We value engineers who view operations as a software engineering problem. If you enjoy solving complex distributed systems challenges and want to make a significant impact, we want to hear from you.
Tanggung Jawab
- Design, build, and maintain highly scalable distributed systems on AWS/GCP.
- Automate infrastructure provisioning and configuration management using Terraform and Ansible.
- Lead incident response efforts and conduct blameless post-mortems to improve system reliability.
- Optimize production environments for performance, cost, and security.
- Develop internal tools to improve developer productivity and deployment velocity.
- Implement comprehensive observability solutions using Prometheus, Grafana, and ELK.
- Mentor junior team members on best practices for site reliability and infrastructure as code.
Kualifikasi
- 5+ years of experience in SRE, DevOps, or Systems Engineering roles.
- Deep expertise in Linux systems administration and container orchestration (Kubernetes).

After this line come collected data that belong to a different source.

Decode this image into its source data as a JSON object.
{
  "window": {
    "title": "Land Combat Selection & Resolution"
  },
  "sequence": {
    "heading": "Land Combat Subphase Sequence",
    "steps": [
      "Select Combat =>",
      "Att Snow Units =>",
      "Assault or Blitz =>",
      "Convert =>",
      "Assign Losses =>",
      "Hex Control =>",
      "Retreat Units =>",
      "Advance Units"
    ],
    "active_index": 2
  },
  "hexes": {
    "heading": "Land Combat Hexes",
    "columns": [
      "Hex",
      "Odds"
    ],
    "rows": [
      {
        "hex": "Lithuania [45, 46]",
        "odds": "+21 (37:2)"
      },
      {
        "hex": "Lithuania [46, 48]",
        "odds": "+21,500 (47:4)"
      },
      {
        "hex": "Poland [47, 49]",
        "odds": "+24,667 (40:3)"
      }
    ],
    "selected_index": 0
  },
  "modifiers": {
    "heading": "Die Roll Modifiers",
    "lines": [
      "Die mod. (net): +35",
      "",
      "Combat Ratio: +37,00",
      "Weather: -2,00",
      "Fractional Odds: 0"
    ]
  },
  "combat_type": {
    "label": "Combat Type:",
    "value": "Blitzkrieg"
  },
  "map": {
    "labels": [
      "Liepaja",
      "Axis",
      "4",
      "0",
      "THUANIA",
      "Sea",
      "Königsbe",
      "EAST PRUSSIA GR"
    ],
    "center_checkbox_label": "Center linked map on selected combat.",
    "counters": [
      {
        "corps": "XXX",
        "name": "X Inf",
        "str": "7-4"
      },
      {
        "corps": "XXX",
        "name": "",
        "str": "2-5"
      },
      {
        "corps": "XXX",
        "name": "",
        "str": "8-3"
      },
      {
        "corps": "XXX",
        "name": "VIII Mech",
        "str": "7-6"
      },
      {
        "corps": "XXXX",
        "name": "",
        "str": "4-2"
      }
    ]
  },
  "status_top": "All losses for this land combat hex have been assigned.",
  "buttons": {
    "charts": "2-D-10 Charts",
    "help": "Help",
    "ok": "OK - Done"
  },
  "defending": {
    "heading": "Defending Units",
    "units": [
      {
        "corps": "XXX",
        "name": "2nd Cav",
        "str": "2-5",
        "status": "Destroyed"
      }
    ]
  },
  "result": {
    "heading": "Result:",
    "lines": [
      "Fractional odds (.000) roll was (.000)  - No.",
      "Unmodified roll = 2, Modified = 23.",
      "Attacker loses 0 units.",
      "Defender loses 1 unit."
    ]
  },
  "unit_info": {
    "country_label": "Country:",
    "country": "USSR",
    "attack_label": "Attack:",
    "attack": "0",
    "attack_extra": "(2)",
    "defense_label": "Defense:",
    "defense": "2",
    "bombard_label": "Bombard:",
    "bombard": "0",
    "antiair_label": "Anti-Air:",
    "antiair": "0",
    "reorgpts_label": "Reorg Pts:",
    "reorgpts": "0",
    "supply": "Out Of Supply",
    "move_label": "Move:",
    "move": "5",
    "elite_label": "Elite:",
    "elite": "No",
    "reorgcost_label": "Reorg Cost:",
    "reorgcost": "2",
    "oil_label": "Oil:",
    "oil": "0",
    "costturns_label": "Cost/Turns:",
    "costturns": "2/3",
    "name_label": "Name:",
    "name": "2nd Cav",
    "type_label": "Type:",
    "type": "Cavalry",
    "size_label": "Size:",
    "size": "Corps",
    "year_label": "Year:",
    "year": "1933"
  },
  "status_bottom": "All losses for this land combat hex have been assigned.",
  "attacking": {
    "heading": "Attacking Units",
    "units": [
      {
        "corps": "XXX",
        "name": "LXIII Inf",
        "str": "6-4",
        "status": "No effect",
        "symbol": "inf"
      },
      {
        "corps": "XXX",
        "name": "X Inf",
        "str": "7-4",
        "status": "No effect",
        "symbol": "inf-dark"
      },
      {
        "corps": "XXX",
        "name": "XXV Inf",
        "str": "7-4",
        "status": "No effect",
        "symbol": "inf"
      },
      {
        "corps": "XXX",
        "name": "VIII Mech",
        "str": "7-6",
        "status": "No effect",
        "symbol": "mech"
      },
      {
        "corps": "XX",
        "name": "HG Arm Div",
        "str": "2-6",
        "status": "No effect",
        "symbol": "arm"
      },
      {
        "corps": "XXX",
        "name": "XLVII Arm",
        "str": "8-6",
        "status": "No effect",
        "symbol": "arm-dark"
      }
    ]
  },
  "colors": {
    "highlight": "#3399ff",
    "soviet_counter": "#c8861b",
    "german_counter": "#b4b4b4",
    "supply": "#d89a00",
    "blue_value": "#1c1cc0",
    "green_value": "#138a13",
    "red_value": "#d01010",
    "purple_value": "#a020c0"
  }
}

- Strong proficiency in at least one programming language (Go, Python, or Ruby).
- Hands-on experience with cloud infrastructure (AWS preferred) and IaC tools.
- Solid understanding of CI/CD pipelines and deployment strategies (Canary, Blue/Green).
- Proven ability to troubleshoot complex performance bottlenecks in a microservices architecture.
- Excellent communication skills with the ability to explain technical concepts to non-technical stakeholders.